Macro Matters: US versus China: is there room for two mercantilist powers?

Didier Saint-Georges, managing director at Carmignac, the €42 billion French independent asset manager, poses two fundamental questions facing financial markets today:

  • does the possibility of a new pickup in global growth – supported by China’s stimulus package, a favourable comparison basis after the dip in 2018, widespread dovish monetary policy and an ongoing boom in the United States – outweigh the growing evidence of waning momentum in an American economy suffering, with a lag, from the excessive monetary tightening in 2018, the natural ageing of an already long business cycle and blowback from Washington’s blatantly mercantilist trade policy?
  • Further down the road, the inescapable question has to do with the global consequences of the growing rivalry between China and the US. For the first time in thirty years, geopolitics could once again take precedence over world trade.

Didier Saint-Georges, managing director at Carmignac, explains:

“It’s apparently taken financial markets a while to admit that there is more to the recent tensions between the United States and China than just a spat over tariffs. They obviously reflect strategic rivalry as well.
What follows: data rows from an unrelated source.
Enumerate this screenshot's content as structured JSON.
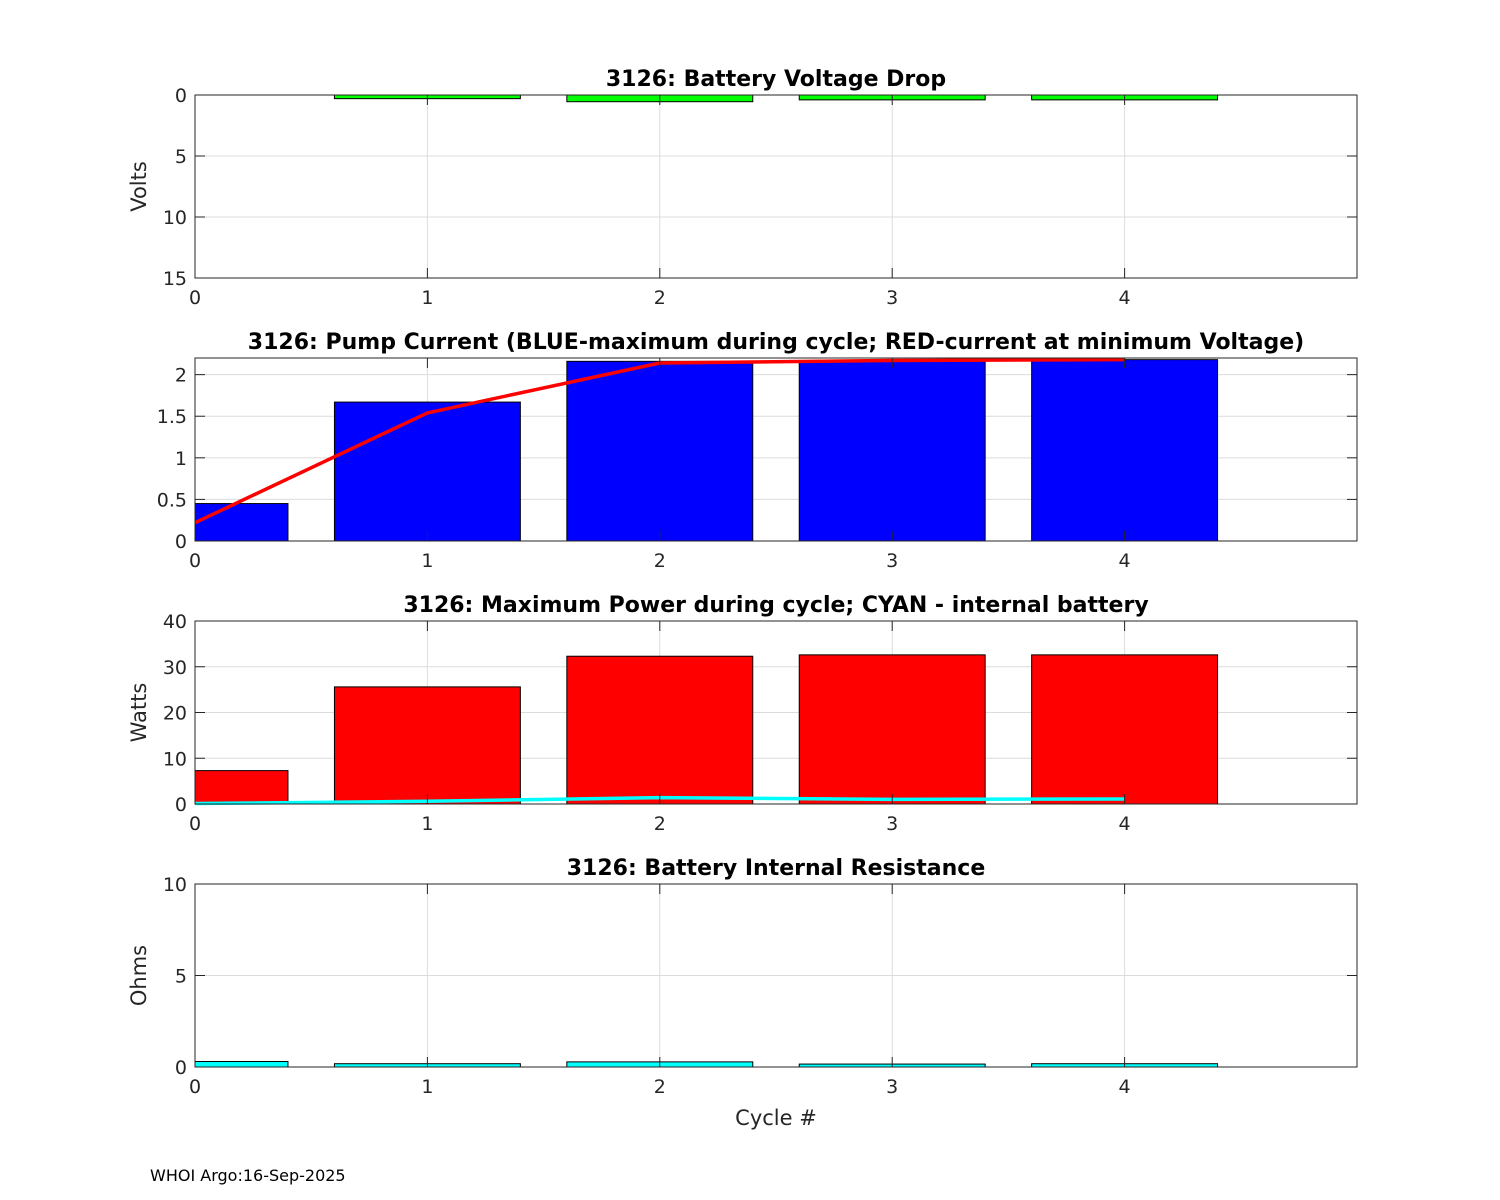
{
  "footer": "WHOI Argo:16-Sep-2025",
  "chart_data": [
    {
      "type": "bar",
      "title": "3126: Battery Voltage Drop",
      "xlabel": "",
      "ylabel": "Volts",
      "x": [
        1,
        2,
        3,
        4
      ],
      "xlim": [
        0,
        5
      ],
      "ylim": [
        0,
        15
      ],
      "y_reversed": true,
      "xticks": [
        0,
        1,
        2,
        3,
        4
      ],
      "yticks": [
        0,
        5,
        10,
        15
      ],
      "grid": true,
      "bars": [
        {
          "color": "#00ff00",
          "values": [
            0.3,
            0.55,
            0.4,
            0.4
          ]
        }
      ],
      "lines": []
    },
    {
      "type": "bar",
      "title": "3126: Pump Current (BLUE-maximum during cycle; RED-current at minimum Voltage)",
      "xlabel": "",
      "ylabel": "",
      "x": [
        0,
        1,
        2,
        3,
        4
      ],
      "xlim": [
        0,
        5
      ],
      "ylim": [
        0,
        2.2
      ],
      "y_reversed": false,
      "xticks": [
        0,
        1,
        2,
        3,
        4
      ],
      "yticks": [
        0,
        0.5,
        1,
        1.5,
        2
      ],
      "grid": true,
      "bars": [
        {
          "color": "#0000ff",
          "values": [
            0.45,
            1.67,
            2.16,
            2.17,
            2.18
          ]
        }
      ],
      "lines": [
        {
          "color": "#ff0000",
          "values": [
            0.22,
            1.54,
            2.14,
            2.17,
            2.18
          ]
        }
      ]
    },
    {
      "type": "bar",
      "title": "3126: Maximum Power during cycle; CYAN - internal battery",
      "xlabel": "",
      "ylabel": "Watts",
      "x": [
        0,
        1,
        2,
        3,
        4
      ],
      "xlim": [
        0,
        5
      ],
      "ylim": [
        0,
        40
      ],
      "y_reversed": false,
      "xticks": [
        0,
        1,
        2,
        3,
        4
      ],
      "yticks": [
        0,
        10,
        20,
        30,
        40
      ],
      "grid": true,
      "bars": [
        {
          "color": "#ff0000",
          "values": [
            7.3,
            25.6,
            32.3,
            32.6,
            32.6
          ]
        }
      ],
      "lines": [
        {
          "color": "#00ffff",
          "values": [
            0.1,
            0.6,
            1.4,
            1.0,
            1.1
          ]
        }
      ]
    },
    {
      "type": "bar",
      "title": "3126: Battery Internal Resistance",
      "xlabel": "Cycle #",
      "ylabel": "Ohms",
      "x": [
        0,
        1,
        2,
        3,
        4
      ],
      "xlim": [
        0,
        5
      ],
      "ylim": [
        0,
        10
      ],
      "y_reversed": false,
      "xticks": [
        0,
        1,
        2,
        3,
        4
      ],
      "yticks": [
        0,
        5,
        10
      ],
      "grid": true,
      "bars": [
        {
          "color": "#00ffff",
          "values": [
            0.3,
            0.18,
            0.28,
            0.16,
            0.18
          ]
        }
      ],
      "lines": []
    }
  ]
}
“There is an unmistakable feeling in the US today that the country is heading for a Thucydides Trap (an analogy with what happened in ancient Greece when Sparta’s fears over the rise of Athenian imperialism led to the Peloponnesian War).

“On a less martial note, the current tensions between China and the US can also be interpreted as an irrepressible clash between two mercantilist powers. That policy puts the US on an inevitable collision course with China – a country criticised, and not so unfairly, for its mercantilist behaviour. We can also assume that the same treatment will eventually be applied to all nations whose trade surpluses with the United States thwart the Trump administration’s mercantilist designs – beginning with Germany and Japan.

“Therefore, the increasing friction between the United States and its trading partners is inherent in the economic model subscribed to by the Trump administration. And as far as China is concerned, that model is coupled with geostrategic rivalry. The intensity of that rivalry can be gauged from the fierce attack on Huawei.”

Europe between a rock and a hard place

In this complex environment, Saint-Georges says Europe is not operating from a position of strength. Not only can the ECB provide little in the way of monetary support, a handicap which would lead to a crippling appreciation of the euro in the event of a “currency war” between China and the US; the European Union also suffers from a number of vulnerabilities.

He added:

“The latest EU parliamentary elections are hardly to blame. True, several mainstream parties took a shellacking, notably in France and the United Kingdom. But the results at the polls show continued strong attachment to the EU.

“The trouble lies elsewhere. To start with, it looks like the reform process will be kept on hold for quite a while. Italy, France and several other member states have failed to give themselves the fiscal room to manoeuvre they will need to be able to counter the next economic slowdown. At the eurozone level as well, Emmanuel Macron’s proposal to create a common budget to rekindle growth has clearly fizzled out.

“The second source of vulnerability is Europe’s onlooker status in the tug-of-war between the US and China. That conflict may well prove damaging to the EU, both if the global economic outlook sours (since the pace of European GDP growth depends heavily on the state of world trade) and in the event of a US-China trade agreement, because even a shaky deal would no doubt be reached at the expense of Europe.”